Jaarlijks melden meer dan 70.000 mensen een letselschadezaak bij een verzekeraar. Het gaat dan bijvoorbeeld om ongevallen in het verkeer, een bedrijfsongeval, een beroepsziekte of een medische fout. Een belangenbehartiger kan je helpen je schade te verhalen. Maar veel slachtoffers weten niet dat dit in de meeste gevallen gratis is. Toch zijn er belangenbehartigers die geld vragen en slachtoffers een wurgcontract laten tekenen. Heb jij zoiets meegemaakt? Meld het bij Pointer!
Slachtoffers die geen voorschot krijgen, omdat een belangenbehartiger de juiste kennis mist.
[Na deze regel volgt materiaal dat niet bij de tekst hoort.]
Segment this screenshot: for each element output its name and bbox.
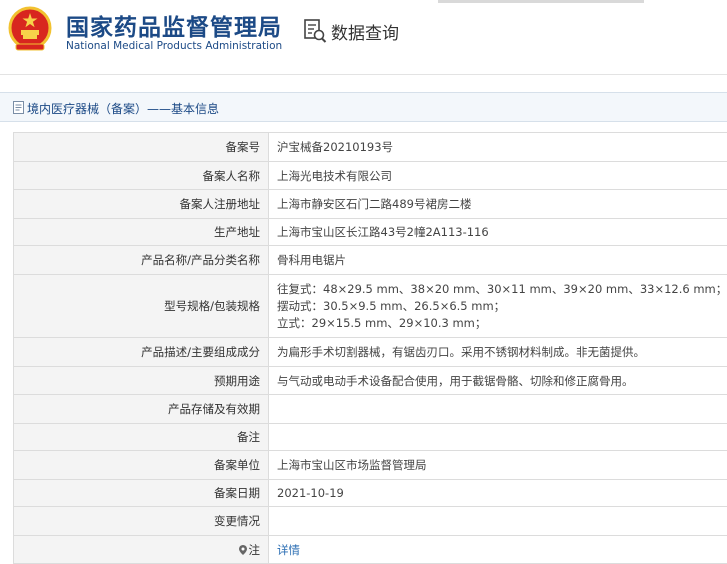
row-value — [268, 506, 727, 536]
row-value: 上海市宝山区市场监督管理局 — [268, 450, 727, 480]
table-row: 备案号 沪宝械备20210193号 — [13, 132, 727, 162]
row-label: 备案人注册地址 — [13, 189, 269, 219]
table-row: 变更情况 — [13, 506, 727, 536]
table-row: 产品名称/产品分类名称 骨科用电锯片 — [13, 245, 727, 275]
row-label: 备注 — [13, 423, 269, 451]
table-row: 备案单位 上海市宝山区市场监督管理局 — [13, 450, 727, 480]
spec-line: 摆动式：30.5×9.5 mm、26.5×6.5 mm； — [277, 298, 506, 313]
pin-icon — [238, 545, 247, 555]
row-label: 生产地址 — [13, 218, 269, 246]
table-row: 产品描述/主要组成成分 为扁形手术切割器械，有锯齿刃口。采用不锈钢材料制成。非无… — [13, 337, 727, 367]
data-query-label[interactable]: 数据查询 — [331, 19, 399, 44]
row-value: 2021-10-19 — [268, 479, 727, 507]
row-label: 注 — [248, 542, 261, 557]
table-row: 预期用途 与气动或电动手术设备配合使用，用于截锯骨骼、切除和修正腐骨用。 — [13, 366, 727, 395]
row-label: 备案号 — [13, 132, 269, 162]
info-table: 备案号 沪宝械备20210193号 备案人名称 上海光电技术有限公司 备案人注册… — [13, 132, 727, 564]
header-divider — [0, 74, 727, 75]
row-value: 与气动或电动手术设备配合使用，用于截锯骨骼、切除和修正腐骨用。 — [268, 366, 727, 395]
note-label-cell: 注 — [13, 535, 269, 564]
row-value: 上海光电技术有限公司 — [268, 161, 727, 190]
section-title: 境内医疗器械（备案）——基本信息 — [27, 102, 220, 116]
table-row: 备案日期 2021-10-19 — [13, 479, 727, 507]
table-row: 备注 — [13, 423, 727, 451]
document-icon — [13, 101, 24, 114]
section-header: 境内医疗器械（备案）——基本信息 — [0, 92, 727, 122]
spec-line: 往复式：48×29.5 mm、38×20 mm、30×11 mm、39×20 m… — [277, 281, 727, 296]
row-label: 备案日期 — [13, 479, 269, 507]
row-label: 产品名称/产品分类名称 — [13, 245, 269, 275]
table-row: 备案人注册地址 上海市静安区石门二路489号裙房二楼 — [13, 189, 727, 219]
details-link[interactable]: 详情 — [277, 543, 300, 557]
row-value: 为扁形手术切割器械，有锯齿刃口。采用不锈钢材料制成。非无菌提供。 — [268, 337, 727, 367]
site-header: 国家药品监督管理局 National Medical Products Admi… — [0, 0, 727, 74]
table-row: 注 详情 — [13, 535, 727, 564]
spec-line: 立式：29×15.5 mm、29×10.3 mm； — [277, 315, 487, 330]
table-row: 型号规格/包装规格 往复式：48×29.5 mm、38×20 mm、30×11 … — [13, 274, 727, 338]
row-label: 备案单位 — [13, 450, 269, 480]
row-value: 详情 — [268, 535, 727, 564]
national-emblem-icon[interactable] — [8, 6, 52, 52]
row-value: 骨科用电锯片 — [268, 245, 727, 275]
top-tab-bar — [438, 0, 644, 3]
row-label: 变更情况 — [13, 506, 269, 536]
table-row: 产品存储及有效期 — [13, 394, 727, 424]
table-row: 备案人名称 上海光电技术有限公司 — [13, 161, 727, 190]
row-value: 往复式：48×29.5 mm、38×20 mm、30×11 mm、39×20 m… — [268, 274, 727, 338]
row-label: 产品存储及有效期 — [13, 394, 269, 424]
table-row: 生产地址 上海市宝山区长江路43号2幢2A113-116 — [13, 218, 727, 246]
row-value — [268, 423, 727, 451]
row-label: 预期用途 — [13, 366, 269, 395]
site-title-en[interactable]: National Medical Products Administration — [66, 40, 282, 52]
row-value: 上海市静安区石门二路489号裙房二楼 — [268, 189, 727, 219]
row-label: 备案人名称 — [13, 161, 269, 190]
site-title-cn[interactable]: 国家药品监督管理局 — [66, 8, 282, 42]
row-label: 型号规格/包装规格 — [13, 274, 269, 338]
data-query-icon[interactable] — [303, 18, 327, 44]
row-value: 沪宝械备20210193号 — [268, 132, 727, 162]
row-label: 产品描述/主要组成成分 — [13, 337, 269, 367]
row-value — [268, 394, 727, 424]
row-value: 上海市宝山区长江路43号2幢2A113-116 — [268, 218, 727, 246]
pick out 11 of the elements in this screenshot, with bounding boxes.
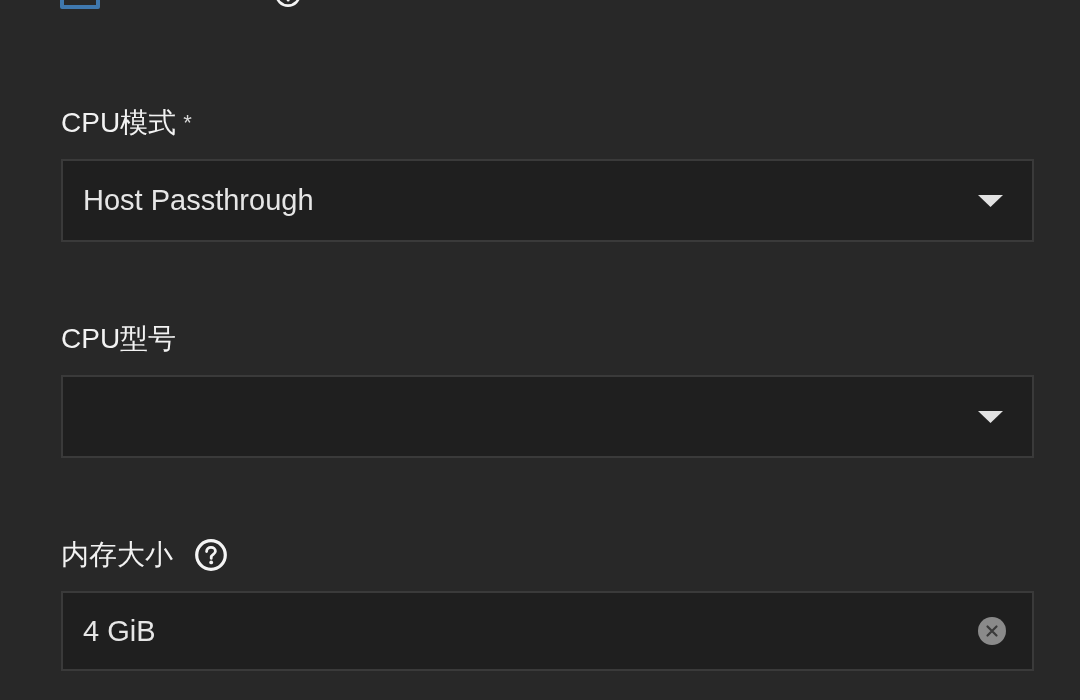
text-input-field[interactable]: 4 GiB <box>61 591 1034 671</box>
field-label: CPU型号 <box>61 323 177 355</box>
caret-icon <box>978 194 1003 207</box>
help-icon[interactable] <box>195 539 227 571</box>
field-label: CPU模式 <box>61 107 177 139</box>
caret-icon <box>978 410 1003 423</box>
field-label: 内存大小 <box>61 539 173 571</box>
dropdown-field[interactable] <box>61 375 1034 458</box>
dropdown-field[interactable]: Host Passthrough <box>61 159 1034 242</box>
clear-icon[interactable] <box>978 617 1006 645</box>
required-mark: * <box>183 109 192 137</box>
Slachtoffers die moeten betalen als ze naar een andere belangenbehartiger gaan of belangenbehartigers die extreem hoge uurtarieven rekenen terwijl ze geen opleiding hebben gevolgd. Het zijn maar enkele voorbeelden uit de letselschadepraktijk, aangehaald in een rapport van het WODC.
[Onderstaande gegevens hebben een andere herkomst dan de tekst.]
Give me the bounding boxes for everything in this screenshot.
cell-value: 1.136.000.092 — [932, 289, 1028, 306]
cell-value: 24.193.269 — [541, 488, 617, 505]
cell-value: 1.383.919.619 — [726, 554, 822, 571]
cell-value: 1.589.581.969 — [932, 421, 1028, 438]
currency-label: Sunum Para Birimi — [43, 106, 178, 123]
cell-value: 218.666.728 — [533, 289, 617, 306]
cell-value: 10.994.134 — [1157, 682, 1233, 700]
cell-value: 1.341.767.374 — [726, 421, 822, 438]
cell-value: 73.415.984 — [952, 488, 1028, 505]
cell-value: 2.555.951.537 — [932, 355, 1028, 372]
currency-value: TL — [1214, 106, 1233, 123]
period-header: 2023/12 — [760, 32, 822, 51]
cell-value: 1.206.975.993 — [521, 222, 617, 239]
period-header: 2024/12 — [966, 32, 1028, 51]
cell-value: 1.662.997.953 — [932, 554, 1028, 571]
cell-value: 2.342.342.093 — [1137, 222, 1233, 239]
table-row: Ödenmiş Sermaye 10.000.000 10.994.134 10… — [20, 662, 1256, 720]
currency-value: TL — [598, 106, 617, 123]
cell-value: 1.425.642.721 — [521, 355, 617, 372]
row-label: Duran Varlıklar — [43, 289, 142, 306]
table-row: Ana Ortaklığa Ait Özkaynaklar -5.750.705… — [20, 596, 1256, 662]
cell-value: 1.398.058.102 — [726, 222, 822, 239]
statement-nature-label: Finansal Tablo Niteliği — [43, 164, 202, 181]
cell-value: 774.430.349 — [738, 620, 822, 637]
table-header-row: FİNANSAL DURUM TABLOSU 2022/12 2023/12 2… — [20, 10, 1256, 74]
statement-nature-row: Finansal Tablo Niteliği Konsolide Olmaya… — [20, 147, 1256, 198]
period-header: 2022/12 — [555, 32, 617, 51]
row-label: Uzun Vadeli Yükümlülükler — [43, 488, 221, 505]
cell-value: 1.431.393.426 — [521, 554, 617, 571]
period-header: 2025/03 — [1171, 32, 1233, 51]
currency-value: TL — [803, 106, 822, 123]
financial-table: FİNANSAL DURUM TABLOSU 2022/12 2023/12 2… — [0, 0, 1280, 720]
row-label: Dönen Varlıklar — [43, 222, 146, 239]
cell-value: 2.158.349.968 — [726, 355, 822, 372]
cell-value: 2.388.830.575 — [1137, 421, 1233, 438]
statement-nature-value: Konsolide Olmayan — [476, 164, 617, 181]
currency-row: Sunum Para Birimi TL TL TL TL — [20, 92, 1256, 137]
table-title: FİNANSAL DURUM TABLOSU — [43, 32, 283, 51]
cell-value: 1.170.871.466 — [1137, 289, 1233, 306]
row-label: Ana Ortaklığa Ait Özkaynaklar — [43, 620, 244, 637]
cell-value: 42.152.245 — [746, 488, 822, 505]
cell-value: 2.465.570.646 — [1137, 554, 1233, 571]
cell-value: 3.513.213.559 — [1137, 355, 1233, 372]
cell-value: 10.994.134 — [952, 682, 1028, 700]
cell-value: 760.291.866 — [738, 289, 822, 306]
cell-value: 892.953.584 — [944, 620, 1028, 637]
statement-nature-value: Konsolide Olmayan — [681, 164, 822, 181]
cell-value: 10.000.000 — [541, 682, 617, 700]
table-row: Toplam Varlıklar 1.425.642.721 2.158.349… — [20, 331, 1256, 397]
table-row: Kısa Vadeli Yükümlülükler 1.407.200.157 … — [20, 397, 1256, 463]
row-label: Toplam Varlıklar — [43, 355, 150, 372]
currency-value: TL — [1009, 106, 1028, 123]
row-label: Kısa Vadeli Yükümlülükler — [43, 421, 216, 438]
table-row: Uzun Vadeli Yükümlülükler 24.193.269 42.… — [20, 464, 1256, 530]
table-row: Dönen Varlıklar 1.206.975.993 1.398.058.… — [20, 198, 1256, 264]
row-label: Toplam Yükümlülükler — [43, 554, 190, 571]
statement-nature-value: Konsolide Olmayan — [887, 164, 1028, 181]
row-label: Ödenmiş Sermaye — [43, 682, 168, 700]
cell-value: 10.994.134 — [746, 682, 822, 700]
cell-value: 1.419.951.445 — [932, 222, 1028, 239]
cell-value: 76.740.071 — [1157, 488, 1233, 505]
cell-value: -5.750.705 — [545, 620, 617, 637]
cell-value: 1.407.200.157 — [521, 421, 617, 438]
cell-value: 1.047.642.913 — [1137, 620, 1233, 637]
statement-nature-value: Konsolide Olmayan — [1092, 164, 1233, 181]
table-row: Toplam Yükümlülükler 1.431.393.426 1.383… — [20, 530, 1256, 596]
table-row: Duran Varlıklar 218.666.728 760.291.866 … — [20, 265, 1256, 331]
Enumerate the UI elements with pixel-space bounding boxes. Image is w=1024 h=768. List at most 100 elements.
Al jaren zijn er zorgen over kwalijke praktijken van belangenbehartigers. Die zorgen gaan onder andere over onvoldoende juridische kennis en dubbel declareren. Zo gebeurt het dat slachtoffers een deel van hun schadevergoeding moeten afdragen aan hun belangenbehartiger.
Wurgcontracten
Letselschadejurist Inkie Stoop van Wijs Letselschade herkent deze zorgen. Ze zit al ruim dertig jaar in het vak en weet: “Kwalijke praktijken zijn er al zolang de branche bestaat.” Maar door de digitale ontwikkelingen heeft ze de vorm van kwalijke praktijken zien veranderen. “Iemand wordt hopelijk maar een keer in zijn leven slachtoffer van een ongeval. Mensen hebben daardoor vaak geen idee hoe een letselschadeprocedure werkt. Ze zoeken online naar een geschikte belangenbehartiger. Een goed ogende website kan al de doorslag geven, terwijl slachtoffers niet weten wie erachter zit.”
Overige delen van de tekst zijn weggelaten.